Look at any university website or brochure, all seem to promote a strong global presence allowing international students an opportunity to share their food, music, and traditions with their U.S. peers. Not surprisingly, the United States is host to about one quarter of all internationally mobile students according to the UNESCO Institute for Statistics (UIS). This group of students are individuals who have crossed a national border to study, or are enrolled in a distance learning program abroad. UIS estimates that 2 million students currently study outside their home country. Among leading host countries, the U.S. share is 40 percent, and more than double the number hosted by any of the other leading hosts. Students from Asia comprise 43 percent of globally mobile students, the largest group of international students in the world. The over 820,000 students from China alone who are studying in other countries comprise 15 percent of the world total. In addition, over 268,000 Indian students are studying outside their home country. California is the leading host state for international students with 75,032 in 2004/05, followed by New York (61,944), Texas (47,367), Massachusetts (27,985), and Florida (26,264). Some states or regions within the United States tend to be particularly popular among students from certain world regions.
Within the US institutions continue to develop various types of linkage programs or joint degree programs with universities around the globe to facilitate the exchange of students and scholars and encouraging future applications from abroad for full degree study. Fearing that high tuition costs might be deterring international students from coming to the United States, many campuses have started to offer special foreign student scholarships or “in-state tuition” rates, and have increased the number and amount of stipends to graduate assistants. While the U.S. government does not provide significant direct funding to international students, federal research funds do support international graduate students through their host institutions. Campus funding options include fellowships and international awards/scholarships, research or graduate assistantships, teaching assistantships, on-campus employment.
Many campuses have also reviewed their marketing materials and websites targeting potential international students to insure that the message is strongly welcoming and contains all the necessary information, including a suggested timeline for the application steps. Others have developed new marketing plans and strategies, and have carefully analyzed their competitor institutions.

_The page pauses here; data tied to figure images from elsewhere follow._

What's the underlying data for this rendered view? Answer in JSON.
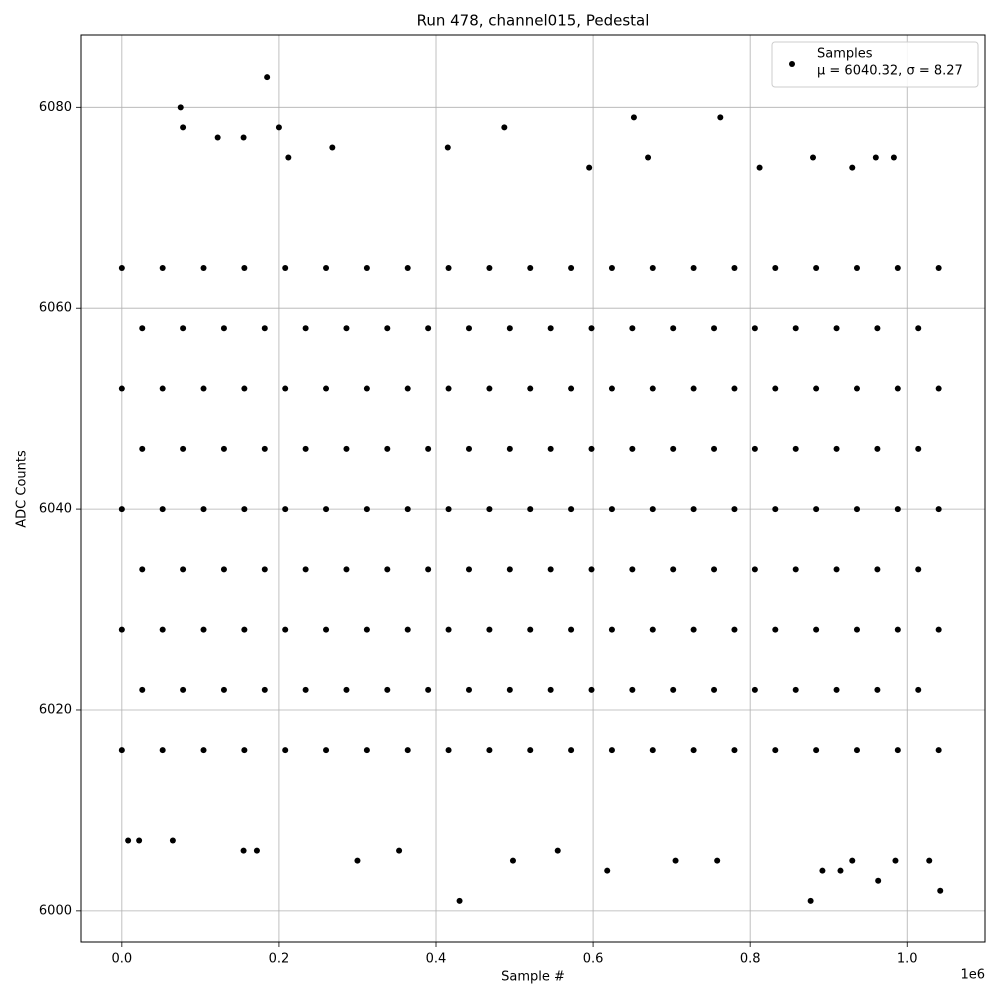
{
  "chart_data": {
    "type": "scatter",
    "title": "Run 478, channel015, Pedestal",
    "xlabel": "Sample #",
    "ylabel": "ADC Counts",
    "x_offset_label": "1e6",
    "xlim": [
      -52000,
      1099000
    ],
    "ylim": [
      5996.9,
      6087.2
    ],
    "xticks": [
      {
        "value": 0,
        "label": "0.0"
      },
      {
        "value": 200000,
        "label": "0.2"
      },
      {
        "value": 400000,
        "label": "0.4"
      },
      {
        "value": 600000,
        "label": "0.6"
      },
      {
        "value": 800000,
        "label": "0.8"
      },
      {
        "value": 1000000,
        "label": "1.0"
      }
    ],
    "yticks": [
      6000,
      6020,
      6040,
      6060,
      6080
    ],
    "grid": true,
    "legend": "upper right",
    "series": [
      {
        "name": "Samples",
        "label": "μ = 6040.32, σ = 8.27",
        "color": "#000000",
        "x": [
          185000,
          75000,
          78000,
          200000,
          487000,
          652000,
          762000,
          415000,
          430000,
          877000,
          1042000,
          963000,
          618000,
          892000,
          915000,
          8000,
          22000,
          65000,
          155000,
          172000,
          300000,
          353000,
          498000,
          555000,
          705000,
          758000,
          930000,
          1028000,
          985000,
          122000,
          155000,
          670000,
          880000,
          960000,
          983000,
          595000,
          812000,
          930000,
          212000,
          268000,
          0,
          52000,
          104000,
          156000,
          208000,
          260000,
          312000,
          364000,
          416000,
          468000,
          520000,
          572000,
          624000,
          676000,
          728000,
          780000,
          832000,
          884000,
          936000,
          988000,
          1040000,
          26000,
          78000,
          130000,
          182000,
          234000,
          286000,
          338000,
          390000,
          442000,
          494000,
          546000,
          598000,
          650000,
          702000,
          754000,
          806000,
          858000,
          910000,
          962000,
          1014000,
          0,
          52000,
          104000,
          156000,
          208000,
          260000,
          312000,
          364000,
          416000,
          468000,
          520000,
          572000,
          624000,
          676000,
          728000,
          780000,
          832000,
          884000,
          936000,
          988000,
          1040000,
          26000,
          78000,
          130000,
          182000,
          234000,
          286000,
          338000,
          390000,
          442000,
          494000,
          546000,
          598000,
          650000,
          702000,
          754000,
          806000,
          858000,
          910000,
          962000,
          1014000,
          0,
          52000,
          104000,
          156000,
          208000,
          260000,
          312000,
          364000,
          416000,
          468000,
          520000,
          572000,
          624000,
          676000,
          728000,
          780000,
          832000,
          884000,
          936000,
          988000,
          1040000,
          26000,
          78000,
          130000,
          182000,
          234000,
          286000,
          338000,
          390000,
          442000,
          494000,
          546000,
          598000,
          650000,
          702000,
          754000,
          806000,
          858000,
          910000,
          962000,
          1014000,
          0,
          52000,
          104000,
          156000,
          208000,
          260000,
          312000,
          364000,
          416000,
          468000,
          520000,
          572000,
          624000,
          676000,
          728000,
          780000,
          832000,
          884000,
          936000,
          988000,
          1040000,
          26000,
          78000,
          130000,
          182000,
          234000,
          286000,
          338000,
          390000,
          442000,
          494000,
          546000,
          598000,
          650000,
          702000,
          754000,
          806000,
          858000,
          910000,
          962000,
          1014000,
          0,
          52000,
          104000,
          156000,
          208000,
          260000,
          312000,
          364000,
          416000,
          468000,
          520000,
          572000,
          624000,
          676000,
          728000,
          780000,
          832000,
          884000,
          936000,
          988000,
          1040000
        ],
        "values": [
          6083,
          6080,
          6078,
          6078,
          6078,
          6079,
          6079,
          6076,
          6001,
          6001,
          6002,
          6003,
          6004,
          6004,
          6004,
          6007,
          6007,
          6007,
          6006,
          6006,
          6005,
          6006,
          6005,
          6006,
          6005,
          6005,
          6005,
          6005,
          6005,
          6077,
          6077,
          6075,
          6075,
          6075,
          6075,
          6074,
          6074,
          6074,
          6075,
          6076,
          6016,
          6016,
          6016,
          6016,
          6016,
          6016,
          6016,
          6016,
          6016,
          6016,
          6016,
          6016,
          6016,
          6016,
          6016,
          6016,
          6016,
          6016,
          6016,
          6016,
          6016,
          6022,
          6022,
          6022,
          6022,
          6022,
          6022,
          6022,
          6022,
          6022,
          6022,
          6022,
          6022,
          6022,
          6022,
          6022,
          6022,
          6022,
          6022,
          6022,
          6022,
          6028,
          6028,
          6028,
          6028,
          6028,
          6028,
          6028,
          6028,
          6028,
          6028,
          6028,
          6028,
          6028,
          6028,
          6028,
          6028,
          6028,
          6028,
          6028,
          6028,
          6028,
          6034,
          6034,
          6034,
          6034,
          6034,
          6034,
          6034,
          6034,
          6034,
          6034,
          6034,
          6034,
          6034,
          6034,
          6034,
          6034,
          6034,
          6034,
          6034,
          6034,
          6040,
          6040,
          6040,
          6040,
          6040,
          6040,
          6040,
          6040,
          6040,
          6040,
          6040,
          6040,
          6040,
          6040,
          6040,
          6040,
          6040,
          6040,
          6040,
          6040,
          6040,
          6046,
          6046,
          6046,
          6046,
          6046,
          6046,
          6046,
          6046,
          6046,
          6046,
          6046,
          6046,
          6046,
          6046,
          6046,
          6046,
          6046,
          6046,
          6046,
          6046,
          6052,
          6052,
          6052,
          6052,
          6052,
          6052,
          6052,
          6052,
          6052,
          6052,
          6052,
          6052,
          6052,
          6052,
          6052,
          6052,
          6052,
          6052,
          6052,
          6052,
          6052,
          6058,
          6058,
          6058,
          6058,
          6058,
          6058,
          6058,
          6058,
          6058,
          6058,
          6058,
          6058,
          6058,
          6058,
          6058,
          6058,
          6058,
          6058,
          6058,
          6058,
          6064,
          6064,
          6064,
          6064,
          6064,
          6064,
          6064,
          6064,
          6064,
          6064,
          6064,
          6064,
          6064,
          6064,
          6064,
          6064,
          6064,
          6064,
          6064,
          6064,
          6064
        ]
      }
    ]
  }
}
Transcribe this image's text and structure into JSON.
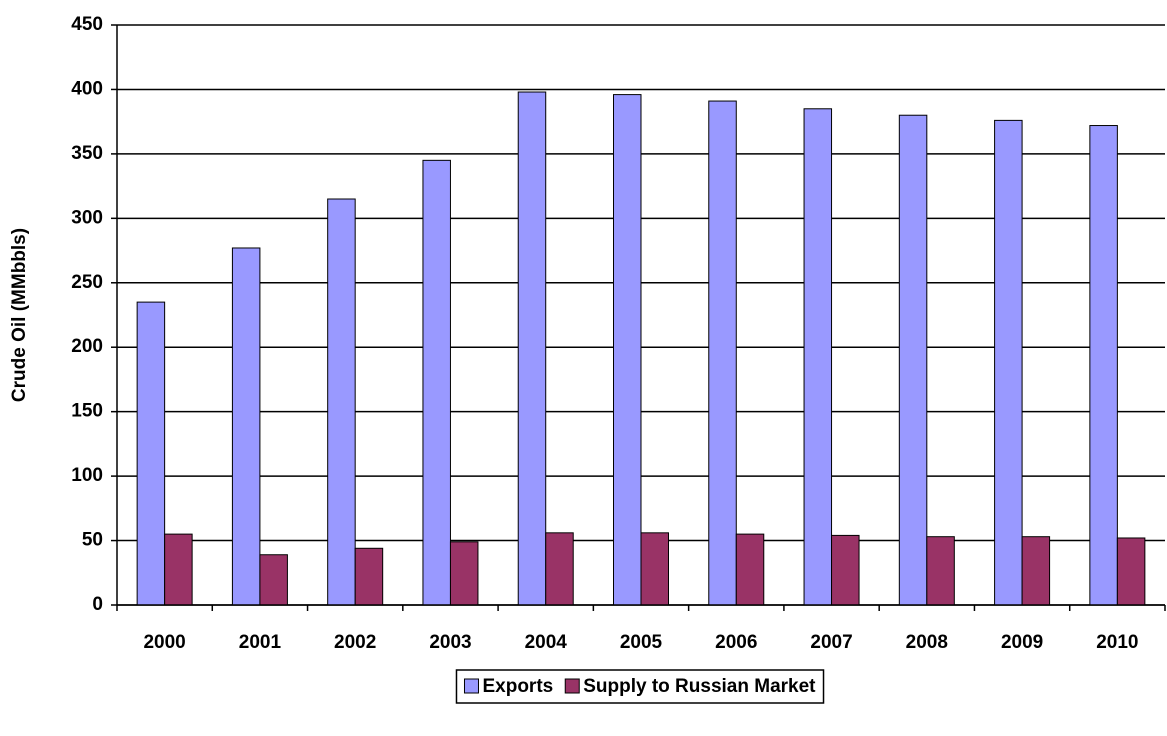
{
  "chart_data": {
    "type": "bar",
    "y_label": "Crude Oil (MMbbls)",
    "categories": [
      "2000",
      "2001",
      "2002",
      "2003",
      "2004",
      "2005",
      "2006",
      "2007",
      "2008",
      "2009",
      "2010"
    ],
    "series": [
      {
        "name": "Exports",
        "color": "#9999ff",
        "values": [
          235,
          277,
          315,
          345,
          398,
          396,
          391,
          385,
          380,
          376,
          372
        ]
      },
      {
        "name": "Supply to Russian Market",
        "color": "#993366",
        "values": [
          55,
          39,
          44,
          49,
          56,
          56,
          55,
          54,
          53,
          53,
          52
        ]
      }
    ],
    "ylim": [
      0,
      450
    ],
    "yticks": [
      0,
      50,
      100,
      150,
      200,
      250,
      300,
      350,
      400,
      450
    ],
    "grid": true,
    "legend": "bottom"
  }
}
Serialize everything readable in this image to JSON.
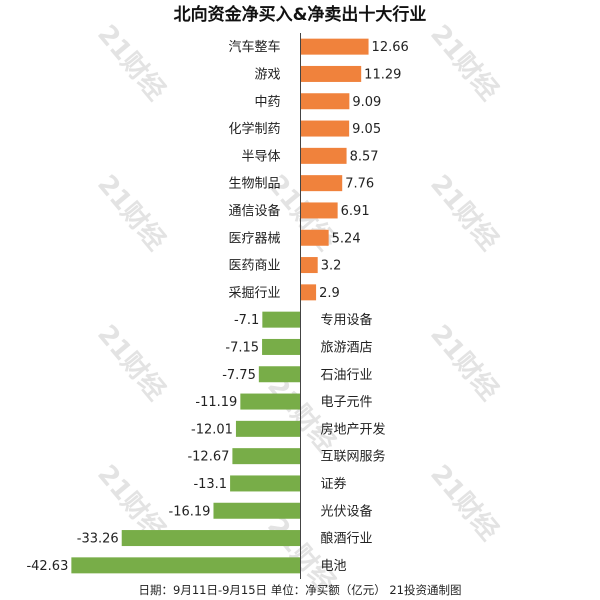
{
  "watermark": "21财经",
  "chart_data": {
    "type": "bar",
    "orientation": "horizontal",
    "title": "北向资金净买入&净卖出十大行业",
    "categories": [
      "汽车整车",
      "游戏",
      "中药",
      "化学制药",
      "半导体",
      "生物制品",
      "通信设备",
      "医疗器械",
      "医药商业",
      "采掘行业",
      "专用设备",
      "旅游酒店",
      "石油行业",
      "电子元件",
      "房地产开发",
      "互联网服务",
      "证券",
      "光伏设备",
      "酿酒行业",
      "电池"
    ],
    "values": [
      12.66,
      11.29,
      9.09,
      9.05,
      8.57,
      7.76,
      6.91,
      5.24,
      3.2,
      2.9,
      -7.1,
      -7.15,
      -7.75,
      -11.19,
      -12.01,
      -12.67,
      -13.1,
      -16.19,
      -33.26,
      -42.63
    ],
    "value_labels": [
      "12.66",
      "11.29",
      "9.09",
      "9.05",
      "8.57",
      "7.76",
      "6.91",
      "5.24",
      "3.2",
      "2.9",
      "-7.1",
      "-7.15",
      "-7.75",
      "-11.19",
      "-12.01",
      "-12.67",
      "-13.1",
      "-16.19",
      "-33.26",
      "-42.63"
    ],
    "colors": {
      "positive": "#f0823c",
      "negative": "#78ad48",
      "axis": "#444444"
    },
    "footer": "日期：9月11日-9月15日  单位：净买额（亿元）  21投资通制图",
    "legend": "none",
    "grid": false
  }
}
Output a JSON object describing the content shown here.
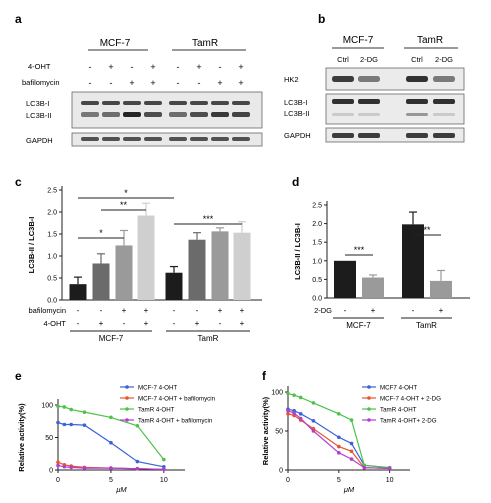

What changes this picture is when one looks at the immigration reform and its impact on foreign students. It is a major contributor to the declining number of students from India. The F-1 student visa, for example, allows a foreign student to work as an employee or in internships with companies in his/her field of study, but appears to preclude them from being self-employed in a business venture – including active involvement in launching startups to gain real-world experience as part of an entrepreneurship program. There have been discussions at the policy level on creating a green card for foreign students receiving graduate degrees in the science, technology, engineering, and mathematics (STEM) fields so that they can work in the United States immediately post-graduation. Yet, some fear that an accelerated inflow of foreign workers may depress wages and crowd out opportunities for Americans. It is unfortunate that these baseless fears emanate from lack of information. The Department of Labor has explicit laws on Foreign labor certification programs and these are designed to assure that the admission of foreign workers into the United States on a permanent or temporary basis will not adversely affect the job opportunities, wages, and working conditions of U.S. workers.
Additionally the large majority of America’s foreign master’s and doctoral STEM degree students hail from India and China, comprising 54 and 22 percent respectively, of all such students. Under the current visa system, citizens from these two countries face waiting times that exceed 10 years for a green card due to country caps backlogs. Given these circumstances, students are pulled back and away from contributing to the US economy and are driven to their countries of origin which are now bourgeoning and growing economies. A reverse brain drain has been in process which is unfortunate considering how pertinent it is for US to maintain its leadership and a center for learning and innovation.
Rajashree Ghosh is a resident scholar at the Women's Studies Research Center at Brandeis University in Waltham.